I did a careers quiz at school, which had come out with either accountancy or horticulture as options. I love gardening but felt accountancy would leave me with more options, so I went on to study AAT at college. After college, I got a job as an Accounts Assistant in my hometown, Southend-on-Sea in Essex.
How did you start your own business?
I’d been considering it for a while as I’ve always been driven and hard-working. I put in a lot of extra hours for the company I was then working for and decided I needed to change my work/life balance for my happiness. The Real-Time Information (RTI) change was happening about the same time in finance, so I saw a significant opportunity for businesses and the UK economy and me to pioneer these changes and get ahead of the curve.
How have you changed your business strategy over time?
Your life changes, the economy changes – it’s an ever-changing landscape, so you have to keep evolving your plans and goals.
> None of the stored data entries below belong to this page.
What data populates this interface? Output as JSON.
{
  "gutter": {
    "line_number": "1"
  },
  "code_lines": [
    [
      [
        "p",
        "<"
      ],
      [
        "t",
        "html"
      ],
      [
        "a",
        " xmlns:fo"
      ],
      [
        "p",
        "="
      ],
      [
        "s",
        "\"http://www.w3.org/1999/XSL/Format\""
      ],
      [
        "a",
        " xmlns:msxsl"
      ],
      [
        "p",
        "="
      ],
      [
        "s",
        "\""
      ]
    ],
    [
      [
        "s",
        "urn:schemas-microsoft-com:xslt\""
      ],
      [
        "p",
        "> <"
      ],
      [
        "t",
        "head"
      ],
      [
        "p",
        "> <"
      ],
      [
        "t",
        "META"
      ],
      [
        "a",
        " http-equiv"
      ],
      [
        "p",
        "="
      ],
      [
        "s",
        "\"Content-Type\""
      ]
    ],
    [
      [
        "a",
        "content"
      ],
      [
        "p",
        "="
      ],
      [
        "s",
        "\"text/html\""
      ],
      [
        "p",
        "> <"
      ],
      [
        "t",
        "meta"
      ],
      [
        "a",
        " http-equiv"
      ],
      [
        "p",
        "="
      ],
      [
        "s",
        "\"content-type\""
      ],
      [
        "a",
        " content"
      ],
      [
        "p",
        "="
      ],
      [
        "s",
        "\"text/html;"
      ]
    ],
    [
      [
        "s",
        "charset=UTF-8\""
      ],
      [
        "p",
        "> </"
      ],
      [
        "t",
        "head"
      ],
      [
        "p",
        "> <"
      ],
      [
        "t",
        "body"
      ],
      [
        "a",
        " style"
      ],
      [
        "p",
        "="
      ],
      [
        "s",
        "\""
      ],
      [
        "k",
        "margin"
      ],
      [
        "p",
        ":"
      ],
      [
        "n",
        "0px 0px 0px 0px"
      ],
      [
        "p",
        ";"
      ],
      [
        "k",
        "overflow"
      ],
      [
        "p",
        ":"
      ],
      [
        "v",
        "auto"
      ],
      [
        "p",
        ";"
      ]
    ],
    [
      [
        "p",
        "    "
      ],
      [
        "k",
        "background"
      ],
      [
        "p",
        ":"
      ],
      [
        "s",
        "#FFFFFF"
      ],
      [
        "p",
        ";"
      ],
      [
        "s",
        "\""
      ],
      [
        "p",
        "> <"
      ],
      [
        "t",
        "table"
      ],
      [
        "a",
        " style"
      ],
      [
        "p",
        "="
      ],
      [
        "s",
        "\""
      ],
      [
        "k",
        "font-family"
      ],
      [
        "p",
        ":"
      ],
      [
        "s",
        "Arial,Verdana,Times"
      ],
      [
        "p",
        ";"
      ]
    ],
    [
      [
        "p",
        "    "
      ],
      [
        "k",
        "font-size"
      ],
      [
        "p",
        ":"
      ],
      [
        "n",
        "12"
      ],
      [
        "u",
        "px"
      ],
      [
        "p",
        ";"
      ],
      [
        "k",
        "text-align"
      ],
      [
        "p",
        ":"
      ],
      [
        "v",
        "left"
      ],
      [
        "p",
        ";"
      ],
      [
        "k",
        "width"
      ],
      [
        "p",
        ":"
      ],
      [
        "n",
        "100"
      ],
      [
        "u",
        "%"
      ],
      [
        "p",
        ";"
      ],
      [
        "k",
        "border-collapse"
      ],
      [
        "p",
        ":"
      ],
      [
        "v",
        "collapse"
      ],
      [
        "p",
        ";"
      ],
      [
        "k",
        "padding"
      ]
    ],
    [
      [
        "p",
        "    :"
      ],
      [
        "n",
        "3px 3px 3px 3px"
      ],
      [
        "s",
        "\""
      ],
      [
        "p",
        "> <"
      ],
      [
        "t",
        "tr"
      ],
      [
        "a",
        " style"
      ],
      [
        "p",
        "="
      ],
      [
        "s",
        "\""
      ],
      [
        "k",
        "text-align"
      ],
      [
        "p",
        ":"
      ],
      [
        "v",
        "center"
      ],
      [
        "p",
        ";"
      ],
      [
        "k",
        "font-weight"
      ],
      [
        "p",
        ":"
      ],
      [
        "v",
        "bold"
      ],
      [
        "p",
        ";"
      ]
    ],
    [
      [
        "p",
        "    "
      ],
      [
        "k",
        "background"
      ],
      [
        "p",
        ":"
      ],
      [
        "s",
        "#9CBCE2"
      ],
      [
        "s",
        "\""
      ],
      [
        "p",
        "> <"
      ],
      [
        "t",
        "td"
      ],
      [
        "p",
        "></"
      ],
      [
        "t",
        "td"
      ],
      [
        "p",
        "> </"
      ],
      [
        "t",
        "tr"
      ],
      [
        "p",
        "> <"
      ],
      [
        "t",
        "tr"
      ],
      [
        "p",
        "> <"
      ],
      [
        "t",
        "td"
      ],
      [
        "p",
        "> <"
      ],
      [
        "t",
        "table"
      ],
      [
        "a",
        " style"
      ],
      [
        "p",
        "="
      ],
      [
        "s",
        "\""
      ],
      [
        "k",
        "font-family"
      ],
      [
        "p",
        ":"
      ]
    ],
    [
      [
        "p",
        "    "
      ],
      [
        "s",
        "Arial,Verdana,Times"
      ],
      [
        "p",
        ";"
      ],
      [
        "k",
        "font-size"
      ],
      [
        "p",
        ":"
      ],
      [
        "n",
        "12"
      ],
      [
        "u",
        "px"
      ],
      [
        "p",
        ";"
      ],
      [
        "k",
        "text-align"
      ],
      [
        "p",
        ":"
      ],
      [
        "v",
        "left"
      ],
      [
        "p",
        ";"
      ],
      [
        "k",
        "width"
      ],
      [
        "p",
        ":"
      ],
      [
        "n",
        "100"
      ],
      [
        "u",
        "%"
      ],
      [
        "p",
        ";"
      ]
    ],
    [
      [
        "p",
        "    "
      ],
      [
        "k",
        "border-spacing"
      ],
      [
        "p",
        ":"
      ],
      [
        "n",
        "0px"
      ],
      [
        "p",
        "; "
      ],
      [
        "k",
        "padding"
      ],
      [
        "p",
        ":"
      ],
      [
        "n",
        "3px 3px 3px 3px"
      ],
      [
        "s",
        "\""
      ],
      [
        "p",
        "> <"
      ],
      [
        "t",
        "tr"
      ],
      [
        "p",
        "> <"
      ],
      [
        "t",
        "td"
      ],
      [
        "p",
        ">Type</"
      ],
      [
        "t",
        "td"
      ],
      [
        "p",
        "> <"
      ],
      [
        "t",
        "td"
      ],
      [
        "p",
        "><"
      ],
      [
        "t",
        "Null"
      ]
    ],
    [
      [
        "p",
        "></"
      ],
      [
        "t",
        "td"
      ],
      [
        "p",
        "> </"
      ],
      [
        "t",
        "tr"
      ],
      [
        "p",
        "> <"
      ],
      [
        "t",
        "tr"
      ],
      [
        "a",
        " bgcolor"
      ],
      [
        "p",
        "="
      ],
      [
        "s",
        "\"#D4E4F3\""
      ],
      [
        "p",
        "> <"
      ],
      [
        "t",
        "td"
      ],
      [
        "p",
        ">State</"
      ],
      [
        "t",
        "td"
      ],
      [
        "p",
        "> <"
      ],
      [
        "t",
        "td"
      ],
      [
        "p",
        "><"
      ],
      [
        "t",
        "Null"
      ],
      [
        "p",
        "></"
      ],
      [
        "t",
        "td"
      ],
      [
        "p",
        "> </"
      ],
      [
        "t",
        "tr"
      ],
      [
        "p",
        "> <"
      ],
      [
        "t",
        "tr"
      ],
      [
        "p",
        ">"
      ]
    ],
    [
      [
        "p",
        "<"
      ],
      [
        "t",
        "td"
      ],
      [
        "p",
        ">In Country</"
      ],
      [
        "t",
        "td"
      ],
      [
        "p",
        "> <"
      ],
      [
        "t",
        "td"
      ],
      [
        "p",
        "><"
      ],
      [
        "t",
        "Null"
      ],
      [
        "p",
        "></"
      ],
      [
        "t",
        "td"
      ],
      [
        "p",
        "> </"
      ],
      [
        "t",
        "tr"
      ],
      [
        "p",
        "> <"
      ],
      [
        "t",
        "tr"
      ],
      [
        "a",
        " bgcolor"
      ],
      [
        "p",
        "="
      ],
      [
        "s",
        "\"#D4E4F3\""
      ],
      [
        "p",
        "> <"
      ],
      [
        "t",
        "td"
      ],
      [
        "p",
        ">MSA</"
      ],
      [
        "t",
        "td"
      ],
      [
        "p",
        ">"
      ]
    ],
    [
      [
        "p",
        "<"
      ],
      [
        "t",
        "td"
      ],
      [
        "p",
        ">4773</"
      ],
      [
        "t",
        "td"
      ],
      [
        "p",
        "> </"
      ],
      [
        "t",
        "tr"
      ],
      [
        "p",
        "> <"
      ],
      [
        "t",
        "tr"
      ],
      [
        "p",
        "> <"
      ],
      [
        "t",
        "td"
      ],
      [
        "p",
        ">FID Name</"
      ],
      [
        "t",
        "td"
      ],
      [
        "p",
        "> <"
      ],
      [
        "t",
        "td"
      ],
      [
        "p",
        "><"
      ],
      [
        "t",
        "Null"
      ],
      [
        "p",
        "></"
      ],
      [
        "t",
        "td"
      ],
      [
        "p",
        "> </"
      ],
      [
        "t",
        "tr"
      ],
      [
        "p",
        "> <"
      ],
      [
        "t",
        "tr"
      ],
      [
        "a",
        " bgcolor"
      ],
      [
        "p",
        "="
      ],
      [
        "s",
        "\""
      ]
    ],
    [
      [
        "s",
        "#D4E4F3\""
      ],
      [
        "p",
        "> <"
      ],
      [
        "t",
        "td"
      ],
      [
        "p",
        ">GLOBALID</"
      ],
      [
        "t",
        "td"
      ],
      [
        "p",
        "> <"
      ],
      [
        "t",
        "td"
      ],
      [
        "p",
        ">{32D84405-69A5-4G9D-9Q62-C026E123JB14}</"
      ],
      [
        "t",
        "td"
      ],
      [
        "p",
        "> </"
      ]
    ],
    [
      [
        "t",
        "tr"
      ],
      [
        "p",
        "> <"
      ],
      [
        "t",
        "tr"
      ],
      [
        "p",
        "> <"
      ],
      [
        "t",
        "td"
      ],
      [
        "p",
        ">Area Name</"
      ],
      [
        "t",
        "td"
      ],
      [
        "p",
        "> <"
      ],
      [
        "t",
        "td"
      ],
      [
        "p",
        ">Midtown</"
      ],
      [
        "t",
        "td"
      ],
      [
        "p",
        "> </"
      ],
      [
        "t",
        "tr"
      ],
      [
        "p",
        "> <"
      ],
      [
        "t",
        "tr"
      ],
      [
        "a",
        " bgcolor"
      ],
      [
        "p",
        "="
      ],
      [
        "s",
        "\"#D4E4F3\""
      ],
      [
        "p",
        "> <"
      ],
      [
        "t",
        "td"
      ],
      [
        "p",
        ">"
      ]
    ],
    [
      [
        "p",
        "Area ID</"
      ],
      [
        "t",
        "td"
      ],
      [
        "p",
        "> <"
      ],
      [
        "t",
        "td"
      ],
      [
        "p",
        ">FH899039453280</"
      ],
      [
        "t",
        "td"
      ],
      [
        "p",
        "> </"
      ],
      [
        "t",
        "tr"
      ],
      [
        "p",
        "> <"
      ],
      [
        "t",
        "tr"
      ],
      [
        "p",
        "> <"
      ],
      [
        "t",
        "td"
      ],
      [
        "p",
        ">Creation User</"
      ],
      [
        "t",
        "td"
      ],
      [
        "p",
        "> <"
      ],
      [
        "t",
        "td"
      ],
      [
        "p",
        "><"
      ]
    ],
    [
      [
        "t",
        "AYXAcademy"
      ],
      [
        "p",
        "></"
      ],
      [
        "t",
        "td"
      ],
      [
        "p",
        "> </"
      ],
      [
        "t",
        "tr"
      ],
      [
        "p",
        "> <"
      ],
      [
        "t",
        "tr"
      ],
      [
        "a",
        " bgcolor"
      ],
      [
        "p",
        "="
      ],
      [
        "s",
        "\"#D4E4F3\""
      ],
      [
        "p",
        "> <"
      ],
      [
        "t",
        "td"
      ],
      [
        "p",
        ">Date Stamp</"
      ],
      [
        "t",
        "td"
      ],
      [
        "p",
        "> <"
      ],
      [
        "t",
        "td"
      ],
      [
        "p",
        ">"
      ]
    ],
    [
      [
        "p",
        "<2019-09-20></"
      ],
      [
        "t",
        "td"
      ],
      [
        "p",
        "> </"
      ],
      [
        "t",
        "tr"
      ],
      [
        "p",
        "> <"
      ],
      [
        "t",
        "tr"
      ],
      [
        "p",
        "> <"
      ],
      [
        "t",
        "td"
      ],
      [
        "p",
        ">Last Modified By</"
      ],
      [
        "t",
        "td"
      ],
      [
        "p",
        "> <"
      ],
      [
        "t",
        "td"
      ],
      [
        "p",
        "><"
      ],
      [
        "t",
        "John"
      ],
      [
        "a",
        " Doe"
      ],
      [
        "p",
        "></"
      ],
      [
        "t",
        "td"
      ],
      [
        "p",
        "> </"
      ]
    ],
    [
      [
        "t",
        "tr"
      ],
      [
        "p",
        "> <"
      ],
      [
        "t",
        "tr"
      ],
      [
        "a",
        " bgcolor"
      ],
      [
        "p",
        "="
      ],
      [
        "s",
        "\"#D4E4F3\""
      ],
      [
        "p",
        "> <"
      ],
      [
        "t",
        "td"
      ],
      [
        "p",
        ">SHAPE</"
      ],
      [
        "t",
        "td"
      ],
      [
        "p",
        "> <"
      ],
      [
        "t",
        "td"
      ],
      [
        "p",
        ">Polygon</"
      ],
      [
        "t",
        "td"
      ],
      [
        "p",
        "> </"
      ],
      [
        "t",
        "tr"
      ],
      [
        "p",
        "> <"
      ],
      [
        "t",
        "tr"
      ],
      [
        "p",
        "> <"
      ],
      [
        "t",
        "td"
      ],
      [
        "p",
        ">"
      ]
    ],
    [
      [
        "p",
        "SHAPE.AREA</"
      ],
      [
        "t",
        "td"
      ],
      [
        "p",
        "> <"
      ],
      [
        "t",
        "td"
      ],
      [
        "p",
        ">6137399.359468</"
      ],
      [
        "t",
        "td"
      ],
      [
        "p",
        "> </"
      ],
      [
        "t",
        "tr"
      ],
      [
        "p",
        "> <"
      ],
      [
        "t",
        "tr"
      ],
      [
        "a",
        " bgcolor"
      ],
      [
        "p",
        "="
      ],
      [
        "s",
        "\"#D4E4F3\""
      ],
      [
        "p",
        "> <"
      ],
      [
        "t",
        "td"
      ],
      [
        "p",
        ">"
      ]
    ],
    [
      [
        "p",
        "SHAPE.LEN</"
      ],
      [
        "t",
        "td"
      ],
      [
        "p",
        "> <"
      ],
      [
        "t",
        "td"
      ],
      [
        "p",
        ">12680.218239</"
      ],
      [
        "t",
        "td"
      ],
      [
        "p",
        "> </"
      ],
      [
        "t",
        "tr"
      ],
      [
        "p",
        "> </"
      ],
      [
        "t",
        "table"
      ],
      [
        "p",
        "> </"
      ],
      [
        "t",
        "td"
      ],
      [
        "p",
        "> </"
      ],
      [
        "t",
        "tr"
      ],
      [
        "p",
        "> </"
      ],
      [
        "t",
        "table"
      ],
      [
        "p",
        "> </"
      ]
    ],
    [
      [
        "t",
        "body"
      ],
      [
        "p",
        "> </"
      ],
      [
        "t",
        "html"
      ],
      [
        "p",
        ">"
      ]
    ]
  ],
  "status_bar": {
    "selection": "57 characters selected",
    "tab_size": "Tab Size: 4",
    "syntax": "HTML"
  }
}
Never stop adapting your business and finding out why things are working or not – it’s something to embrace.
You’ve got to keep setting boundaries – it’s good for clients too. I need to have an identity outside of accountancy. I can be there for my family and live life without feeling guilty. This is one of the best gifts of being self-employed.
How do you work with clients?
I see myself as a partner to my client’s businesses, and I take time to educate my clients to help them feel in control. It’s fantastic to get the gratification when the plan we’ve put in place for the works. I’ve had clients cry on the phone with happiness. I love helping people follow their self-employed pursuits.
But by loving what you do, it’s easy to overwork. In the beginning, you work so passionately and are so happy just to have any clients that it’s easy to over-deliver. Scope creep can be a huge problem, and it was for me. I created an in-depth spreadsheet with every single service I offer and the costs and priced everything correctly. I explained to the clients for who I’d been over-delivering that I had been offering added value, but it needs to be charged for going forwards. I lost a couple of clients but became more profitable, and it made work less stressful.
I’m very upfront about pricing, and I’m good at quickly diagnosing what the client needs and saying how much it will cost to complete the work and checking if the client is happy with that. You shouldn’t be worried to talk about pricing; it’s what we’re in business for. Late paying clients don’t deserve to be with you. They are jeopardising the time you could be spending with other clients. You don’t want to be working with people who don’t respect that. I send reminders and charge a late payment admin fee, and if it is ongoing, I tell a client that I can’t continue to work with them.
Georgia’s advice for streamlining your business and getting better clients:
- Automate as many tasks as possible by creating email templates and using Google Forms.
- Have a set onboarding process.
- Look at all your business activities and ask what value they add to the business and client.
- Time block your diary to manage calls and meetings.
- Spend one hour a day replying to emails.
- Focus on time management now so you can put all your energy into whatever task you’re doing.
- Go paperless.
- Be the face of your brand in your marketing and on social media.
- Have a monthly client newsletter covering frequently asked questions.
- Pick up the phone with other freelancers to support each other and compare business strategies.